A wild ride in NZ

Jade hitching in New Zealand © Jade Johnston

Hitchhiking. You never know who is going to pull over for you, and what sort of characters you will meet on the road. When you are looking for a free ride, the only box you really need to tick is “not a murderer.”

Hitchhiking creates a very interesting social dynamic. You are sharing a small space, with a complete stranger, of whose personality you have no idea. This is especially compounded when you are hitchhiking on “the road less travelled,” and you are desperate for a ride….any ride.

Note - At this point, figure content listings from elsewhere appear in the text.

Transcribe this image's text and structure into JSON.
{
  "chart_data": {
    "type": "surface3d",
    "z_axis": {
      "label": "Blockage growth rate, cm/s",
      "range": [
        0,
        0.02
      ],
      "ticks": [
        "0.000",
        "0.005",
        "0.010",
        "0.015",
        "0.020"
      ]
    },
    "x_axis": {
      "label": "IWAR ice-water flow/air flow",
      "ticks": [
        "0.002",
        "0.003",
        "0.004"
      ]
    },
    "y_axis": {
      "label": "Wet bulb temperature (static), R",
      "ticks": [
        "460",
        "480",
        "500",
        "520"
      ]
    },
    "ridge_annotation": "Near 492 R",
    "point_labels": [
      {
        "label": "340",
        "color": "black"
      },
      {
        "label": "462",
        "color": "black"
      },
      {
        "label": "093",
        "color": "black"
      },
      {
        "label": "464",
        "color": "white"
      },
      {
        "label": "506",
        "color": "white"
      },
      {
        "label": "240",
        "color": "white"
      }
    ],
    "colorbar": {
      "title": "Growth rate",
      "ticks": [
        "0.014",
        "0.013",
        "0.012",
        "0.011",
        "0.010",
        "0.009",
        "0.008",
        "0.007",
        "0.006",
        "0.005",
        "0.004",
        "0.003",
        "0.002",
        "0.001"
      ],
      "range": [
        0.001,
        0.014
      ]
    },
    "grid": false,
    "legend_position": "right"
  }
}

My boyfriend and I stood by the road in Wanganui, New Zealand. We had managed to reach this town from New Plymouth, via four rides which took several hours. We were on our way to a place called Raetihi. From there, we would be starting a multi day canoe journey down the mighty Whanganui river. But first, we needed to get to Raetihi.

Raetihi can barely even be called a small town. The major tourist attraction in the area is New Zealand’s largest scrap metal yard. And the Whanganui river, of course. The town is located at the junctions of two underused highways – 4 and 49. We wondered if it would even be possible to reach this town by hitchhiking at all. With this in mind, one can not be overly picky when asking for a free ride.

We stood by the beginning of highway 4 for several hours, waiting for a vehicle…any vehicle, to pass. Finally, a van stopped for us. Well, it was more of a swerve and a careen than a stop. Five curious, just over 18′s, scrutinized us and then shouted, “where ya going mate?”

“To Raetihi.”

“Where’s that? Jump in!”

When they said jump in, they meant it. The doors of the van were broken, so the only access way was through the window. With a little bit of flexibility, we made it inside, and were immediately presented with a bourbon and cola each. Cans of this stuff are a popular drink with the New Zealand youth – and they taste about as good as they sound (not very good).

Of course, when one is presented with a gift in another country, another culture, you must accept it. Even if the sickly alcohol, combined with the erratic driving along a mountain road is not combining well in your stomach. Did I mention I get motion sickness easily?

The kids were on their way to a concert in Auckland, and the festivities had started early for them. Although the driver was not drinking, that could not be said for the rest of them. And when not cracking open a new can of bourbon and cola, they were drawing on each other with green spray paint.

For several hours, we wound along narrow roads, blasting music and laughing at silly jokes. The journey was broken up by frequent bathroom breaks, that of course included climbing out and then back in through the window. Throughout the whole journey, we only saw one other vehicle – a large transport truck. If we had not gotten a ride with these rambunctious youngsters, there is the possibility that we would still be waiting by the side of the road in Wanganui.

Hitchhiking. You never know who is going to pull over for you, and what sort of characters you will meet on the road. But in this case, it turned out to be one of the most memorable experiences that I have had in New Zealand.